Xiang Li,Kai Qiu,Hao Chen,Jason Kuen,Jiuxiang Gu,Bhiksha Raj,Zhe Lin
2024-10-16
Abstract:Image tokenizers are crucial for visual generative models, e.g., diffusion models (DMs) and autoregressive (AR) models, as they construct the latent representation for modeling. Increasing token length is a common approach to improve the image reconstruction quality. However, tokenizers with longer token lengths are not guaranteed to achieve better generation quality. There exists a trade-off between reconstruction and generation quality regarding token length. In this paper, we investigate the impact of token length on both image reconstruction and generation and provide a flexible solution to the tradeoff. We propose ImageFolder, a semantic tokenizer that provides spatially aligned image tokens that can be folded during autoregressive modeling to improve both generation efficiency and quality. To enhance the representative capability without increasing token length, we leverage dual-branch product quantization to capture different contexts of images. Specifically, semantic regularization is introduced in one branch to encourage compacted semantic information while another branch is designed to capture the remaining pixel-level details. Extensive experiments demonstrate the superior quality of image generation and shorter token length with ImageFolder tokenizer.
Computer Vision and Pattern Recognition
What problem does this paper attempt to address?
The problem that this paper attempts to solve is the trade - off between reconstruction quality and generation quality in image tokenizers in image generation. Specifically: 1. **The relationship between increasing token length and performance**: Generally, increasing the token length can improve the quality of image reconstruction. However, an overly long token sequence will lead to a poorer generation effect in the autoregressive model (AR model), because a longer sequence requires a larger model capacity, more training costs, and is prone to error propagation. 2. **The balance between semantic information and detail information**: Existing methods either retain too many pixel - level details, resulting in a large number of tokens, or overly compress information, leading to semantic loss and detail loss.

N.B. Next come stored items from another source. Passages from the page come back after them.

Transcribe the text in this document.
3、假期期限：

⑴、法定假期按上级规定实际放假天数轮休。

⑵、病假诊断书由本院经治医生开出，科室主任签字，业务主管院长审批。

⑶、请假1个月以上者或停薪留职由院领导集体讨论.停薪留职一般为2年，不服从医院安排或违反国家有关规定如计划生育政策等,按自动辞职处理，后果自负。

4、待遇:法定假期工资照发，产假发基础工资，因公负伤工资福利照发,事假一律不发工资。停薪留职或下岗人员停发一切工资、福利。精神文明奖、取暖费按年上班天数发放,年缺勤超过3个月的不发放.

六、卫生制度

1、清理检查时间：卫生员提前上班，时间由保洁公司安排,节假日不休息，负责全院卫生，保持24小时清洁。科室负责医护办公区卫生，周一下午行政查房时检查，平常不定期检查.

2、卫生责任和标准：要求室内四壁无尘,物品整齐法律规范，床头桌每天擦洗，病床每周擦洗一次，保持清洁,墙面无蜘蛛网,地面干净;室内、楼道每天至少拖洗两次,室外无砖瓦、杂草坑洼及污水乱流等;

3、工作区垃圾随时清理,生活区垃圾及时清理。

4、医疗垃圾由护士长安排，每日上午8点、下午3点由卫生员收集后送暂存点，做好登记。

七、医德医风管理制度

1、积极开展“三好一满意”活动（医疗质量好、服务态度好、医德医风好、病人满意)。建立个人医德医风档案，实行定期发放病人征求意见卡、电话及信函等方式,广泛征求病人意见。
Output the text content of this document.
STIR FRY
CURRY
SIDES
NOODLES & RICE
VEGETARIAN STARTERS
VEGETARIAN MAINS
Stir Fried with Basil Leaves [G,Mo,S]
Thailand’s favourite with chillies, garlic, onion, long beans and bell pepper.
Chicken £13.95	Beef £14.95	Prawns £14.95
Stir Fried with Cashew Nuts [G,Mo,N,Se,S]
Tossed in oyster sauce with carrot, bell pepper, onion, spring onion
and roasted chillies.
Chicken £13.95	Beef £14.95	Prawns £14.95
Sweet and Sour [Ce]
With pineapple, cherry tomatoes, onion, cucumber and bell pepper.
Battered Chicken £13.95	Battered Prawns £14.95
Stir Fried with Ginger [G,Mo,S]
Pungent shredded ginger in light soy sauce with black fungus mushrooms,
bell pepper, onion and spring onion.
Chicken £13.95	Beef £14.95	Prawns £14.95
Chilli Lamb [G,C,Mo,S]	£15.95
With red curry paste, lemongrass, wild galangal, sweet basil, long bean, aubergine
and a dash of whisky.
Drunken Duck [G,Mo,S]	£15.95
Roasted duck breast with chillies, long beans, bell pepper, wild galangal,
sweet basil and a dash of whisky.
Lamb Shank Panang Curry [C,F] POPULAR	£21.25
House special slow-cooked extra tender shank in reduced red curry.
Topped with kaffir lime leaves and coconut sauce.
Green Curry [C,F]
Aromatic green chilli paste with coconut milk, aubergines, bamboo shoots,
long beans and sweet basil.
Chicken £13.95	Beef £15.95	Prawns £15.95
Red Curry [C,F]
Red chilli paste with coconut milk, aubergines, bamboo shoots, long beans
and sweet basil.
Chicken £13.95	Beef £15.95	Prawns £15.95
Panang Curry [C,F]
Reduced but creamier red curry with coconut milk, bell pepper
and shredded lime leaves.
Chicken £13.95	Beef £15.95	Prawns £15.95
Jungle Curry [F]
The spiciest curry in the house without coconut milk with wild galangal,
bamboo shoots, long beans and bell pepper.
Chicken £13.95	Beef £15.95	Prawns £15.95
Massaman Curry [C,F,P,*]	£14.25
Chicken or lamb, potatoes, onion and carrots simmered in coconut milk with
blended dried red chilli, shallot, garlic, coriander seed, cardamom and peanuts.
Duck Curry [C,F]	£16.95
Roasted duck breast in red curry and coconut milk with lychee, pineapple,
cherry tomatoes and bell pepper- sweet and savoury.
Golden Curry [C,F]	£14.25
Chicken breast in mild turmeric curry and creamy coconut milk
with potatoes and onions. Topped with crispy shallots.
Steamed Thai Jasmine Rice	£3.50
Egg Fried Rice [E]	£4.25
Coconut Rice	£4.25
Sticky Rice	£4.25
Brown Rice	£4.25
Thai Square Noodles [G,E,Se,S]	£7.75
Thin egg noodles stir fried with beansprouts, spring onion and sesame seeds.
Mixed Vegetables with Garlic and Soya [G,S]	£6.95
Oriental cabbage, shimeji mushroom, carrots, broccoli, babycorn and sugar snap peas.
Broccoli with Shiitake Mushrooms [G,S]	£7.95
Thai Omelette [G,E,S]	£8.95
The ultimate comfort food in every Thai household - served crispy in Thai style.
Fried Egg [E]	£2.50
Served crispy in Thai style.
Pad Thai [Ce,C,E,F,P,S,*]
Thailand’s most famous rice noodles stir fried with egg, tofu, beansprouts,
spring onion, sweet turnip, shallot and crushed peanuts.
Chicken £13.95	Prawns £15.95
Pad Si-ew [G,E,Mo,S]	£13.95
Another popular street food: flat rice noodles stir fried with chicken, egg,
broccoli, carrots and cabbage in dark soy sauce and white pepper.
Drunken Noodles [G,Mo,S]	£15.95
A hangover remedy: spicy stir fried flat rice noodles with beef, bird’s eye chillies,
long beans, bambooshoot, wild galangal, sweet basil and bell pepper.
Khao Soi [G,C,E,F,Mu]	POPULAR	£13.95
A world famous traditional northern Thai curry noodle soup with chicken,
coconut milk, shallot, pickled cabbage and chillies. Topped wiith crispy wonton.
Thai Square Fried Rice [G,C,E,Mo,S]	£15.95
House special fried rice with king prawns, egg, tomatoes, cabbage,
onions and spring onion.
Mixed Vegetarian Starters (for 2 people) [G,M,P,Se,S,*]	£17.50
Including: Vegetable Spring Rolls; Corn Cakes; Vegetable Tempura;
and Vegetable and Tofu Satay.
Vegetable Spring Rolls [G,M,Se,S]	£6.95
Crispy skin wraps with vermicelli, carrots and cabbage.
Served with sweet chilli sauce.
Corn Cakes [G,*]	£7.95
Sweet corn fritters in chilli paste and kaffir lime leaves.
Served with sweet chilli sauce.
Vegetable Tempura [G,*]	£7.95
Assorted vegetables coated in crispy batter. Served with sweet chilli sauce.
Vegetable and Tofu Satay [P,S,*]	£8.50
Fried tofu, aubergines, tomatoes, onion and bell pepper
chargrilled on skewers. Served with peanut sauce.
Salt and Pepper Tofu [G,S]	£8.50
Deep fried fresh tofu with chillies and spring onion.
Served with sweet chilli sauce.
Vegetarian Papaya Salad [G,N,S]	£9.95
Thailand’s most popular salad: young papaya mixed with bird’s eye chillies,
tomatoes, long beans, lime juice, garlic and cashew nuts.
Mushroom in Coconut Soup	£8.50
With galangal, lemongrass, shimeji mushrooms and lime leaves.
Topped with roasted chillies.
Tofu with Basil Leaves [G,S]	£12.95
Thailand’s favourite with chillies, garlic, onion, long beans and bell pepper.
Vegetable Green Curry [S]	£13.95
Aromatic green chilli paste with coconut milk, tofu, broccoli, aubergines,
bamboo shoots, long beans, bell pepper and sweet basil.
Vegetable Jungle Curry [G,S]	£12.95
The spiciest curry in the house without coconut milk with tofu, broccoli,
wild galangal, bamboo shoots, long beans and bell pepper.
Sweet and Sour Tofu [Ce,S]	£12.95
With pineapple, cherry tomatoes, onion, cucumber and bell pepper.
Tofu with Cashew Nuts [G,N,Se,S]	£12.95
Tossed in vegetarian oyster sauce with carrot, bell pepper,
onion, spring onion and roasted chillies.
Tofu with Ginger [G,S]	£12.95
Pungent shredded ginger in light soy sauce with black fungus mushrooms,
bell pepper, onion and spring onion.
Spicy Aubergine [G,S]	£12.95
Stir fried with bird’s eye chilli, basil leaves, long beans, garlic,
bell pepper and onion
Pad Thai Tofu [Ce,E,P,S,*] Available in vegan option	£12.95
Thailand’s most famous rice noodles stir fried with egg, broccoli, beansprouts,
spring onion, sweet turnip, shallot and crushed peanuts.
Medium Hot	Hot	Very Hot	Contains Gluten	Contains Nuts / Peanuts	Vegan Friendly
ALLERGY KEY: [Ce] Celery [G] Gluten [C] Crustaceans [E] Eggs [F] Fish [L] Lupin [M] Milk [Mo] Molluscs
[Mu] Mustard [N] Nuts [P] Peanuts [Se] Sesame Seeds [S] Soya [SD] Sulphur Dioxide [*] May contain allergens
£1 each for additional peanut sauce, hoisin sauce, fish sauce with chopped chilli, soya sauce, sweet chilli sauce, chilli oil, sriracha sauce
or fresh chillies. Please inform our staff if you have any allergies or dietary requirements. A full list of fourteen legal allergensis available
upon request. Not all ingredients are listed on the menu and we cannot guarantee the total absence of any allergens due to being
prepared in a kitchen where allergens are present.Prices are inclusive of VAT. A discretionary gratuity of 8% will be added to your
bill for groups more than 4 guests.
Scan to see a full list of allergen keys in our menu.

Therefore, how to reduce the token length and improve the generation efficiency while maintaining high - quality reconstruction is a challenge. To solve these problems, the author proposes a new image tokenizer named **ImageFolder**, whose main features include: - **Two - branch product quantization**: Capture different information of the image through two branches respectively. One branch is used to capture semantic information, and the other branch is used to capture pixel - level details. This makes it possible to enhance the representation ability without increasing the token length. - **Folded tokens**: In the autoregressive modeling process, two tokens can be predicted in parallel from one logit by folding tokens, thereby significantly shortening the sequence length and improving the generation efficiency. - **Semantic regularization**: Introduce a semantic regularization term in the semantic branch to ensure that the tokens can capture compact semantic information without ignoring high - frequency details. - **Quantizer dropout**: By randomly discarding some quantizers in multi - scale residual quantization, each residual layer can represent the image at different bit rates, thereby compensating for the unmodeled dependencies in the subsequent autoregressive modeling. These designs enable ImageFolder to shorten the token length and improve the generation efficiency while maintaining high - quality reconstruction. Experimental results show that ImageFolder outperforms existing methods on multiple metrics, especially when the token length is relatively short.